EN FR
EN FR


Section: Research Program

Big data stream mining and processing

The challenge of deriving insights from the Internet of Things (IoT) has been recognized as one of the most exciting and key opportunities for both academia and industry. Advanced analysis of big data streams from sensors embedded in the environment and wearable or mobile user devices is bound to become a key area of data mining research as the number of applications requiring such processing increases. However, the high data speed (velocity) in conjunction with the low data quality (veracity) of IoT data streams challenges traditional Machine-Learning (ML) approaches assuming that a good quality training set is available a priori to learn models that may be effectively applied to new data collected under very similar conditions. As previous work has observed, data quality issues are detrimental to data analysis (US National Research Council. 2013. Frontiers in Massive Data Analysis. The National Academies Press. http://www.nap.edu/openbook.php?record id=18374). Good quality training data are typically the result of a thorough data pre-processing comprising data aggregation/integration, data cleaning/normalization, data dimensionality reduction, etc. The offline nature of these data engineering tasks represent nowadays one of the biggest technical barriers for supporting a high-value data analytics in real-time for various IoT settings (e.g., residential, industrial, urban, etc.). Furthermore, existing techniques for data quality management are usually agnostic of the analytical process that is to be applied on the data. For this reason, analysts either clean everything, which is impossible for Big Data, or clean random subsets and hope for the best.

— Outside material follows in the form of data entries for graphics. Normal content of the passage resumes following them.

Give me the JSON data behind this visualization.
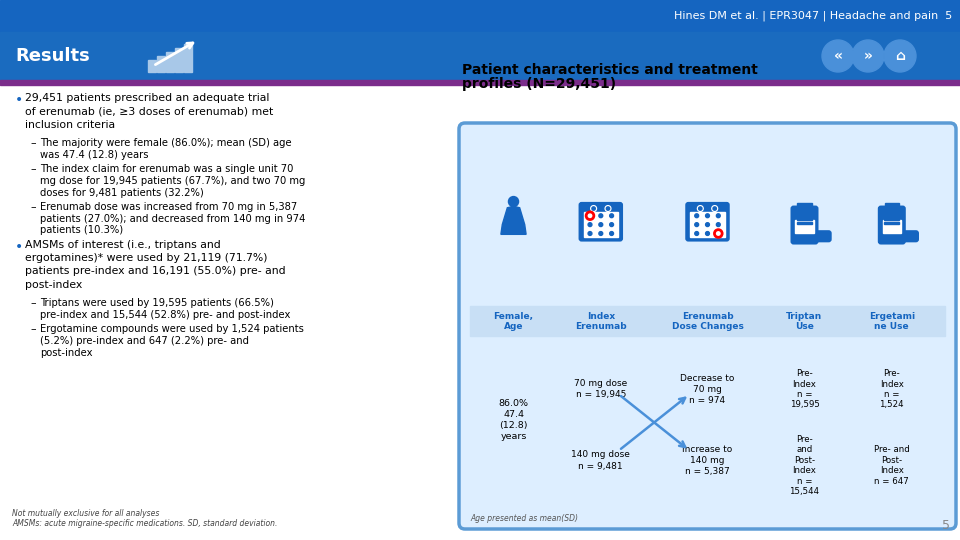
{
  "header_bg": "#1565c0",
  "header_text": "Hines DM et al. | EPR3047 | Headache and pain  5",
  "header_text_color": "#ffffff",
  "results_bg": "#1a6bbf",
  "results_text": "Results",
  "results_text_color": "#ffffff",
  "accent_line_color": "#7b2d8b",
  "main_bg": "#ffffff",
  "page_number": "5",
  "left_bullets": [
    {
      "level": 0,
      "text": "29,451 patients prescribed an adequate trial of erenumab (ie, ≥3 doses of erenumab) met inclusion criteria"
    },
    {
      "level": 1,
      "text": "The majority were female (86.0%); mean (SD) age was 47.4 (12.8) years"
    },
    {
      "level": 1,
      "text": "The index claim for erenumab was a single unit 70 mg dose for 19,945 patients (67.7%), and two 70 mg doses for 9,481 patients (32.2%)"
    },
    {
      "level": 1,
      "text": "Erenumab dose was increased from 70 mg in 5,387 patients (27.0%); and decreased from 140 mg in 974 patients (10.3%)"
    },
    {
      "level": 0,
      "text": "AMSMs of interest (i.e., triptans and ergotamines)* were used by 21,119 (71.7%) patients pre-index and 16,191 (55.0%) pre- and post-index"
    },
    {
      "level": 1,
      "text": "Triptans were used by 19,595 patients (66.5%) pre-index and 15,544 (52.8%) pre- and post-index"
    },
    {
      "level": 1,
      "text": "Ergotamine compounds were used by 1,524 patients (5.2%) pre-index and 647 (2.2%) pre- and post-index"
    }
  ],
  "footnote1": "Not mutually exclusive for all analyses",
  "footnote2": "AMSMs: acute migraine-specific medications. SD, standard deviation.",
  "box_bg": "#ddeeff",
  "box_border": "#5b9bd5",
  "icon_color": "#1565c0",
  "header_row_bg": "#c8dff5",
  "col_headers": [
    "Female,\nAge",
    "Index\nErenumab",
    "Erenumab\nDose Changes",
    "Triptan\nUse",
    "Ergetami\nne Use"
  ],
  "footer_note": "Age presented as mean(SD)"
}
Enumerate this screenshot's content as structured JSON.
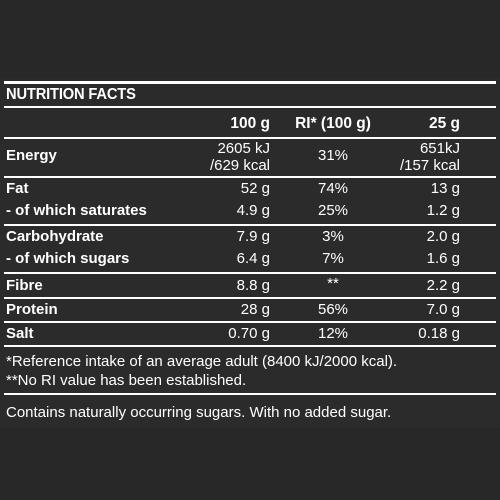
{
  "title": "NUTRITION FACTS",
  "header": {
    "per100": "100 g",
    "ri": "RI* (100 g)",
    "per25": "25 g"
  },
  "rows": [
    {
      "label": "Energy",
      "per100_l1": "2605 kJ",
      "per100_l2": "/629 kcal",
      "ri": "31%",
      "per25_l1": "651kJ",
      "per25_l2": "/157 kcal"
    },
    {
      "label": "Fat",
      "per100": "52 g",
      "ri": "74%",
      "per25": "13 g"
    },
    {
      "label": "- of which saturates",
      "per100": "4.9 g",
      "ri": "25%",
      "per25": "1.2 g"
    },
    {
      "label": "Carbohydrate",
      "per100": "7.9 g",
      "ri": "3%",
      "per25": "2.0 g"
    },
    {
      "label": "- of which sugars",
      "per100": "6.4 g",
      "ri": "7%",
      "per25": "1.6 g"
    },
    {
      "label": "Fibre",
      "per100": "8.8 g",
      "ri": "**",
      "per25": "2.2 g"
    },
    {
      "label": "Protein",
      "per100": "28 g",
      "ri": "56%",
      "per25": "7.0 g"
    },
    {
      "label": "Salt",
      "per100": "0.70 g",
      "ri": "12%",
      "per25": "0.18 g"
    }
  ],
  "footnotes": {
    "ref": "*Reference intake of an average adult (8400 kJ/2000 kcal).",
    "no_ri": "**No RI value has been established."
  },
  "note": "Contains naturally occurring sugars. With no added sugar."
}
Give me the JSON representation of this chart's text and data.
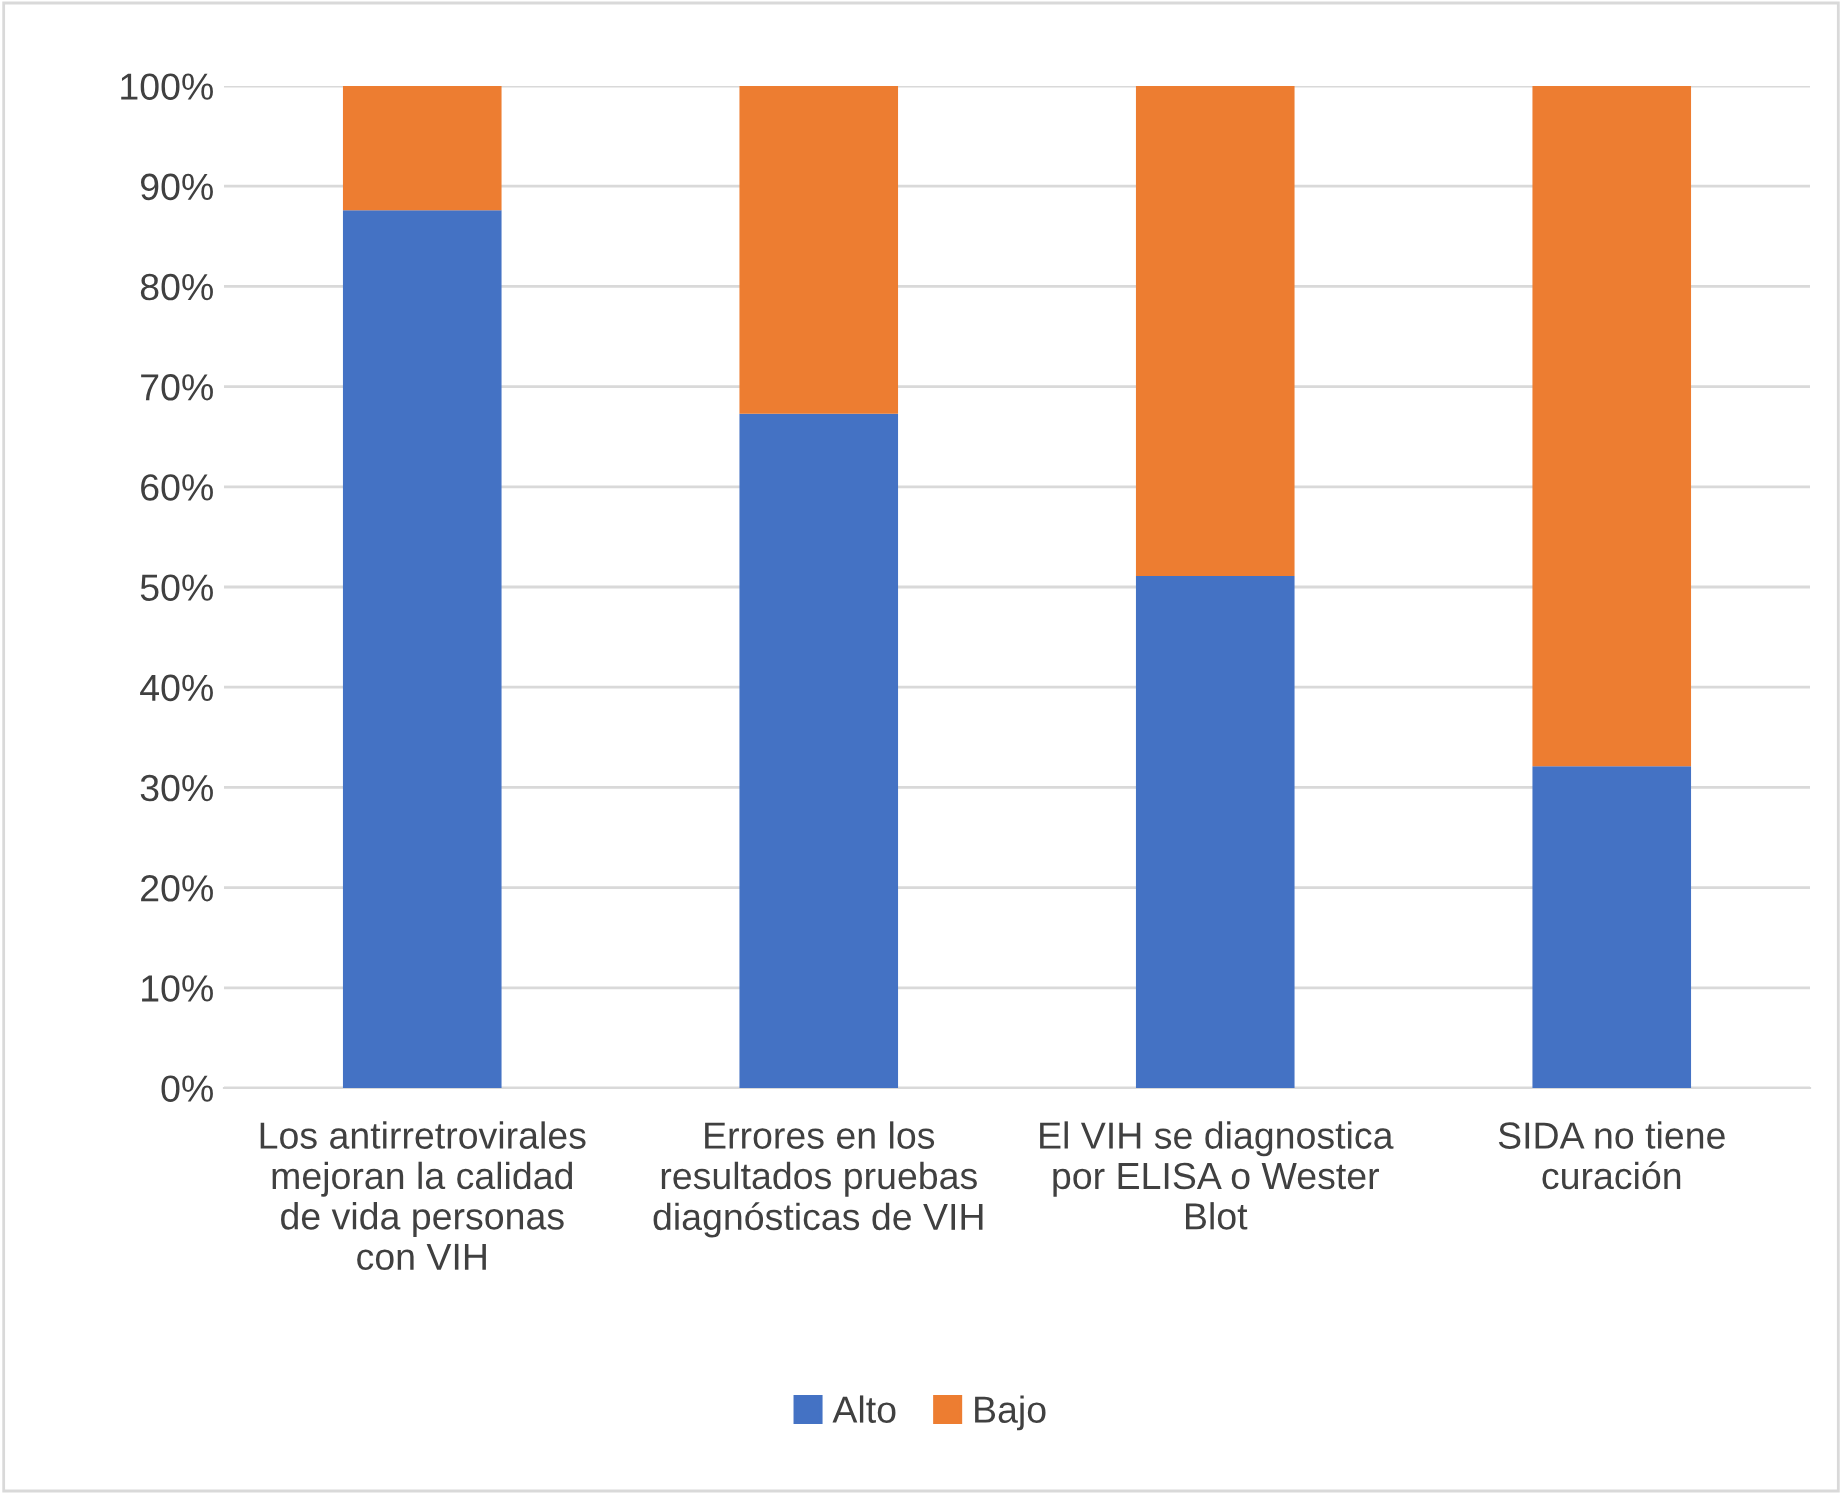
{
  "chart_data": {
    "type": "bar",
    "stacked": true,
    "categories": [
      "Los antirretrovirales\nmejoran la calidad\nde vida personas\ncon VIH",
      "Errores en los\nresultados pruebas\ndiagnósticas de VIH",
      "El VIH se diagnostica\npor ELISA o Wester\nBlot",
      "SIDA no tiene\ncuración"
    ],
    "series": [
      {
        "name": "Alto",
        "color": "#4472c4",
        "values": [
          87.6,
          67.3,
          51.1,
          32.1
        ]
      },
      {
        "name": "Bajo",
        "color": "#ed7d31",
        "values": [
          12.4,
          32.7,
          48.9,
          67.9
        ]
      }
    ],
    "ylim": [
      0,
      100
    ],
    "yticks": [
      {
        "value": 0,
        "label": "0%"
      },
      {
        "value": 10,
        "label": "10%"
      },
      {
        "value": 20,
        "label": "20%"
      },
      {
        "value": 30,
        "label": "30%"
      },
      {
        "value": 40,
        "label": "40%"
      },
      {
        "value": 50,
        "label": "50%"
      },
      {
        "value": 60,
        "label": "60%"
      },
      {
        "value": 70,
        "label": "70%"
      },
      {
        "value": 80,
        "label": "80%"
      },
      {
        "value": 90,
        "label": "90%"
      },
      {
        "value": 100,
        "label": "100%"
      }
    ],
    "grid": "y",
    "legend": "bottom"
  }
}
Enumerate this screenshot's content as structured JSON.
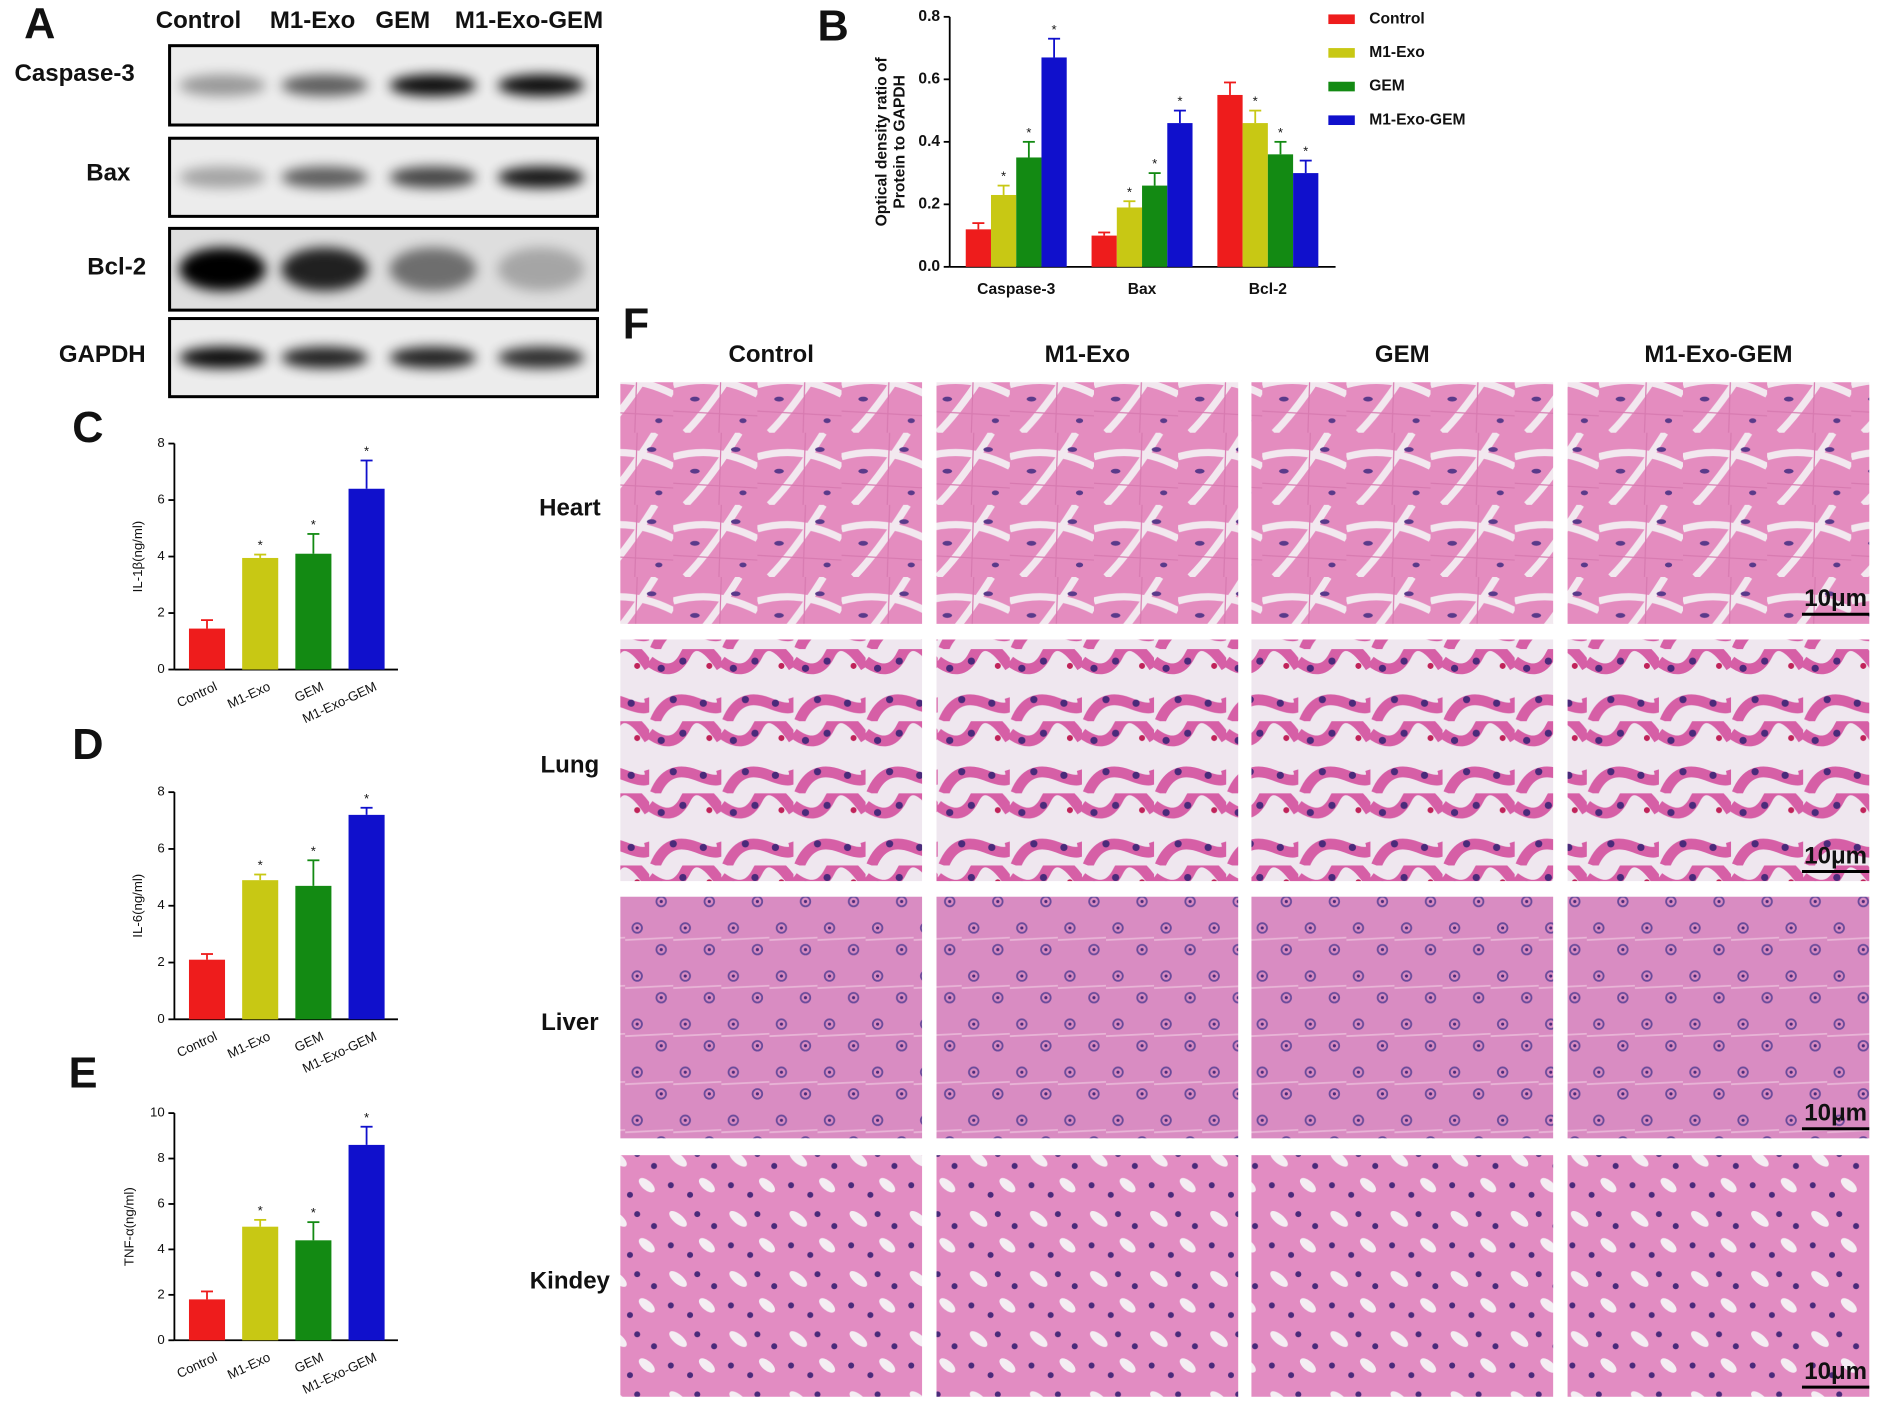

We are interested in studying the following research questions: (a) what specific characteristics of the data quality (e.g., incomplete, extreme or erroneous values) led to the improvement, or lack thereof, in the performance of a ML algorithm (e.g., regression, classification)? (b) how we can identify influential data that are both unusual in the predictor variables and do not follow the general trend of the data relative to a prediction? (c) to what extend we can automate data pre-processing tasks (in particular cleaning) for specific streaming data analytics scenarios?